On June 29, 2003, Juan Carlos was shot in the head in a parking lot outside a friend's apartment. He lost his right eye, and his nose was almost completely destroyed. He also suffered major damage to the bone in his cheek and eye socket. Despite his injuries, Juan Carlos spent two years behind bars, with little hope of recovery and fear of being torn away from his family and the only home he remembered.
NWIRP attorneys worked with Juan Carlos throughout two years of detention and numerous setbacks during a time when he had little reason to be optimistic. He recently told us, "Mentally and emotionally NWIRP provided me a lot of strength to not give up."
Thankfully, on January 4, 2007, Juan Carlos was released from detention and granted relief under the U visa for victims of crime. Right after his release, he received the procedures to receive an artificial eye and repair his nasal passages.
Young Man from Malawi Becomes a Permanent Resident
At the age of nine, Otis left Malawi in southeastern Africa to live with his mother in Washington State. Shortly after he arrived, his mother was diagnosed with cancer and for the next six years of his young life, Otis assumed the role of her caretaker. When symptoms were too severe, Otis arranged for her to get to the hospital and stayed home alone for days at a time. Otis often went hungry, sometimes living on Kool-Aid and Top Ramen.
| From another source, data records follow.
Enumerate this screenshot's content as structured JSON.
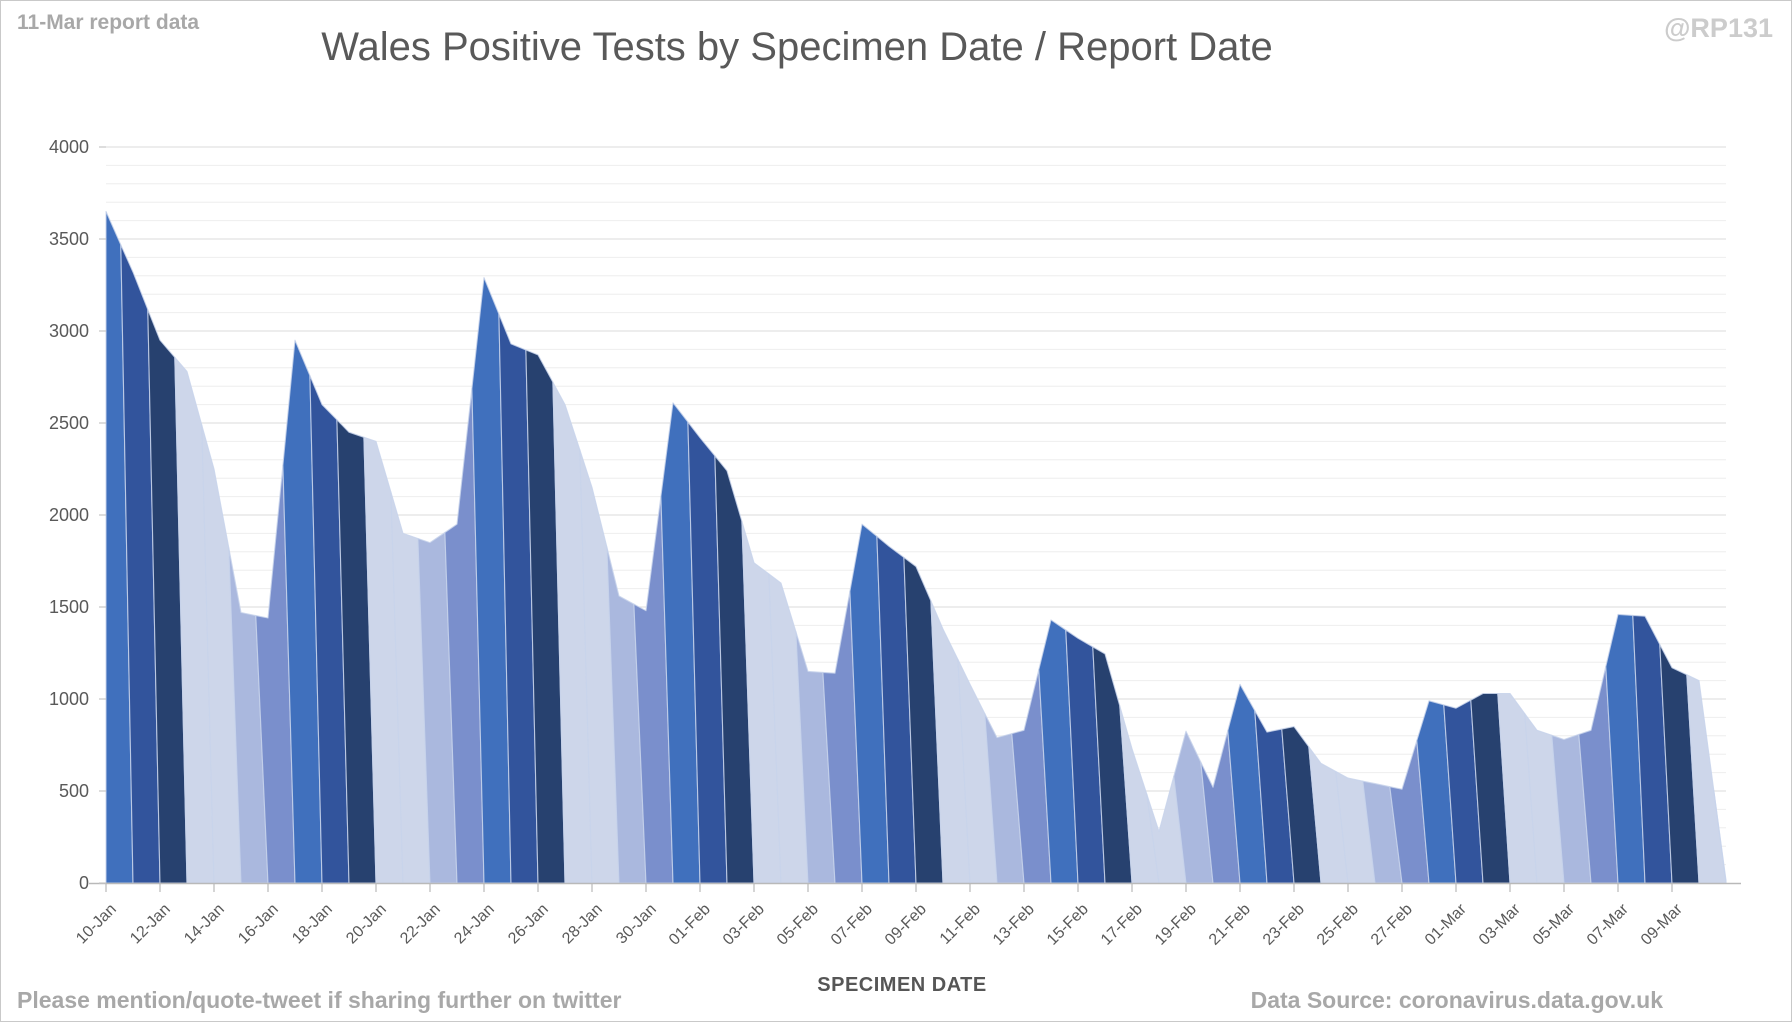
{
  "annotations": {
    "report_note": "11-Mar report data",
    "watermark": "@RP131",
    "share_note": "Please mention/quote-tweet if sharing further on twitter",
    "data_source": "Data Source: coronavirus.data.gov.uk"
  },
  "chart_data": {
    "type": "area",
    "title": "Wales Positive Tests by Specimen Date / Report Date",
    "xlabel": "SPECIMEN DATE",
    "ylabel": "",
    "ylim": [
      0,
      4000
    ],
    "y_ticks": [
      0,
      500,
      1000,
      1500,
      2000,
      2500,
      3000,
      3500,
      4000
    ],
    "x_tick_step_days": 2,
    "grid": {
      "minor_step": 100,
      "major_step": 500,
      "minor_color": "#eeeeee",
      "major_color": "#dbdbdb"
    },
    "axis_color": "#b9b9b9",
    "tick_label_color": "#595959",
    "legend": "none",
    "description": "Layered area chart: one series per daily report date (oldest reports drawn in front), so successive report revisions appear as diagonal colour bands; silhouette = positive tests by specimen date as of the 11-Mar report.",
    "dates": [
      "10-Jan",
      "11-Jan",
      "12-Jan",
      "13-Jan",
      "14-Jan",
      "15-Jan",
      "16-Jan",
      "17-Jan",
      "18-Jan",
      "19-Jan",
      "20-Jan",
      "21-Jan",
      "22-Jan",
      "23-Jan",
      "24-Jan",
      "25-Jan",
      "26-Jan",
      "27-Jan",
      "28-Jan",
      "29-Jan",
      "30-Jan",
      "31-Jan",
      "01-Feb",
      "02-Feb",
      "03-Feb",
      "04-Feb",
      "05-Feb",
      "06-Feb",
      "07-Feb",
      "08-Feb",
      "09-Feb",
      "10-Feb",
      "11-Feb",
      "12-Feb",
      "13-Feb",
      "14-Feb",
      "15-Feb",
      "16-Feb",
      "17-Feb",
      "18-Feb",
      "19-Feb",
      "20-Feb",
      "21-Feb",
      "22-Feb",
      "23-Feb",
      "24-Feb",
      "25-Feb",
      "26-Feb",
      "27-Feb",
      "28-Feb",
      "01-Mar",
      "02-Mar",
      "03-Mar",
      "04-Mar",
      "05-Mar",
      "06-Mar",
      "07-Mar",
      "08-Mar",
      "09-Mar",
      "10-Mar",
      "11-Mar"
    ],
    "envelope": [
      3650,
      3320,
      2950,
      2780,
      2250,
      1470,
      1440,
      2950,
      2600,
      2450,
      2400,
      1900,
      1850,
      1950,
      3290,
      2930,
      2870,
      2600,
      2150,
      1560,
      1480,
      2610,
      2420,
      2240,
      1740,
      1630,
      1150,
      1140,
      1950,
      1830,
      1720,
      1380,
      1080,
      790,
      830,
      1430,
      1330,
      1245,
      730,
      280,
      825,
      520,
      1080,
      820,
      850,
      650,
      570,
      540,
      510,
      990,
      950,
      1030,
      1030,
      830,
      780,
      830,
      1460,
      1450,
      1170,
      1100,
      15
    ],
    "palette": [
      "#CDD6EA",
      "#AAB8DE",
      "#7A8FCC",
      "#4070BD",
      "#32549C",
      "#27416F"
    ],
    "week_color_pattern": [
      3,
      4,
      5,
      0,
      0,
      1,
      2
    ],
    "stripe_lean_days": 0.45,
    "stripe_edge_color": "rgba(200,211,235,0.85)"
  }
}
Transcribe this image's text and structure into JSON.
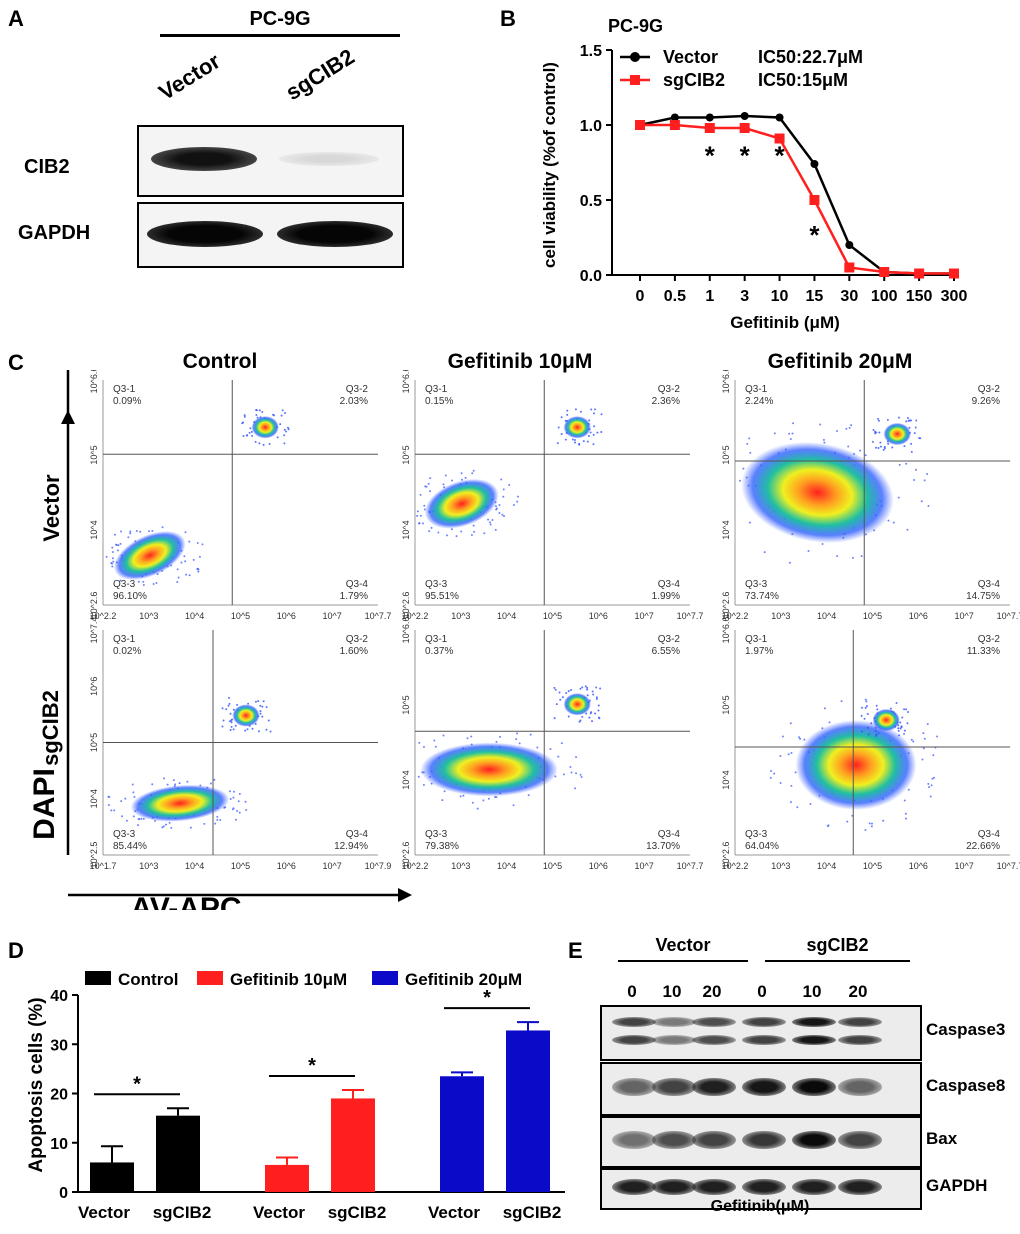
{
  "panelA": {
    "letter": "A",
    "cell_line": "PC-9G",
    "lanes": [
      "Vector",
      "sgCIB2"
    ],
    "rows": [
      "CIB2",
      "GAPDH"
    ]
  },
  "panelB": {
    "letter": "B",
    "chart_data": {
      "type": "line",
      "title": "PC-9G",
      "xlabel": "Gefitinib (μM)",
      "ylabel": "cell viability (%of control)",
      "categories": [
        "0",
        "0.5",
        "1",
        "3",
        "10",
        "15",
        "30",
        "100",
        "150",
        "300"
      ],
      "ylim": [
        0,
        1.5
      ],
      "yticks": [
        "0.0",
        "0.5",
        "1.0",
        "1.5"
      ],
      "series": [
        {
          "name": "Vector",
          "ic50": "IC50:22.7μM",
          "color": "#000000",
          "values": [
            1.0,
            1.05,
            1.05,
            1.06,
            1.05,
            0.74,
            0.2,
            0.02,
            0.01,
            0.01
          ]
        },
        {
          "name": "sgCIB2",
          "ic50": "IC50:15μM",
          "color": "#ff1f1f",
          "values": [
            1.0,
            1.0,
            0.98,
            0.98,
            0.91,
            0.5,
            0.05,
            0.02,
            0.01,
            0.01
          ]
        }
      ],
      "significance_at": [
        "1",
        "3",
        "10",
        "15"
      ],
      "star": "*"
    }
  },
  "panelC": {
    "letter": "C",
    "columns": [
      "Control",
      "Gefitinib 10μM",
      "Gefitinib 20μM"
    ],
    "rows": [
      "Vector",
      "sgCIB2"
    ],
    "y_axis_label": "DAPI",
    "x_axis_label": "AV-APC",
    "plots": [
      {
        "q1": "Q3-1",
        "q1v": "0.09%",
        "q2": "Q3-2",
        "q2v": "2.03%",
        "q3": "Q3-3",
        "q3v": "96.10%",
        "q4": "Q3-4",
        "q4v": "1.79%",
        "xt": [
          "10^2.2",
          "10^3",
          "10^4",
          "10^5",
          "10^6",
          "10^7",
          "10^7.7"
        ],
        "yt": [
          "10^6.6",
          "10^5",
          "10^4",
          "10^2.6"
        ]
      },
      {
        "q1": "Q3-1",
        "q1v": "0.15%",
        "q2": "Q3-2",
        "q2v": "2.36%",
        "q3": "Q3-3",
        "q3v": "95.51%",
        "q4": "Q3-4",
        "q4v": "1.99%",
        "xt": [
          "10^2.2",
          "10^3",
          "10^4",
          "10^5",
          "10^6",
          "10^7",
          "10^7.7"
        ],
        "yt": [
          "10^6.6",
          "10^5",
          "10^4",
          "10^2.6"
        ]
      },
      {
        "q1": "Q3-1",
        "q1v": "2.24%",
        "q2": "Q3-2",
        "q2v": "9.26%",
        "q3": "Q3-3",
        "q3v": "73.74%",
        "q4": "Q3-4",
        "q4v": "14.75%",
        "xt": [
          "10^2.2",
          "10^3",
          "10^4",
          "10^5",
          "10^6",
          "10^7",
          "10^7.7"
        ],
        "yt": [
          "10^6.6",
          "10^5",
          "10^4",
          "10^2.6"
        ]
      },
      {
        "q1": "Q3-1",
        "q1v": "0.02%",
        "q2": "Q3-2",
        "q2v": "1.60%",
        "q3": "Q3-3",
        "q3v": "85.44%",
        "q4": "Q3-4",
        "q4v": "12.94%",
        "xt": [
          "10^1.7",
          "10^3",
          "10^4",
          "10^5",
          "10^6",
          "10^7",
          "10^7.9"
        ],
        "yt": [
          "10^7.4",
          "10^6",
          "10^5",
          "10^4",
          "10^2.5"
        ]
      },
      {
        "q1": "Q3-1",
        "q1v": "0.37%",
        "q2": "Q3-2",
        "q2v": "6.55%",
        "q3": "Q3-3",
        "q3v": "79.38%",
        "q4": "Q3-4",
        "q4v": "13.70%",
        "xt": [
          "10^2.2",
          "10^3",
          "10^4",
          "10^5",
          "10^6",
          "10^7",
          "10^7.7"
        ],
        "yt": [
          "10^6.6",
          "10^5",
          "10^4",
          "10^2.6"
        ]
      },
      {
        "q1": "Q3-1",
        "q1v": "1.97%",
        "q2": "Q3-2",
        "q2v": "11.33%",
        "q3": "Q3-3",
        "q3v": "64.04%",
        "q4": "Q3-4",
        "q4v": "22.66%",
        "xt": [
          "10^2.2",
          "10^3",
          "10^4",
          "10^5",
          "10^6",
          "10^7",
          "10^7.7"
        ],
        "yt": [
          "10^6.6",
          "10^5",
          "10^4",
          "10^2.6"
        ]
      }
    ]
  },
  "panelD": {
    "letter": "D",
    "chart_data": {
      "type": "bar",
      "ylabel": "Apoptosis cells (%)",
      "ylim": [
        0,
        40
      ],
      "yticks": [
        "0",
        "10",
        "20",
        "30",
        "40"
      ],
      "legend": [
        "Control",
        "Gefitinib 10μM",
        "Gefitinib 20μM"
      ],
      "colors": [
        "#000000",
        "#ff1f1f",
        "#0a0ac8"
      ],
      "categories": [
        "Vector",
        "sgCIB2"
      ],
      "groups": [
        {
          "name": "Control",
          "values": [
            6,
            15.5
          ],
          "errors": [
            3.3,
            1.5
          ]
        },
        {
          "name": "Gefitinib 10μM",
          "values": [
            5.5,
            19
          ],
          "errors": [
            1.5,
            1.7
          ]
        },
        {
          "name": "Gefitinib 20μM",
          "values": [
            23.5,
            32.8
          ],
          "errors": [
            0.8,
            1.7
          ]
        }
      ],
      "star": "*"
    }
  },
  "panelE": {
    "letter": "E",
    "groups": [
      "Vector",
      "sgCIB2"
    ],
    "doses": [
      "0",
      "10",
      "20",
      "0",
      "10",
      "20"
    ],
    "rows": [
      "Caspase3",
      "Caspase8",
      "Bax",
      "GAPDH"
    ],
    "xlabel": "Gefitinib(μM)"
  }
}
Otis' future looked bleak and uncertain as his mother's cancer progressed. Risking deportation as his 18th birthday approached when it's more difficult to obtain documentation, Otis was referred to NWIRP. A NWIRP staff attorney was able to expedite a Special Immigrant Juvenile Status (SIJS) Visa application for Otis, and it was approved just two weeks before he turned 18.
Now a Permanent Resident, Otis is flourishing. He obtained a driver's license, a job, and even bought himself a car – none of which he would have been able to do without permanent status. Otis will graduate from high school soon, and looks forward to a future filled with opportunities thanks to the help he received from NWIRP.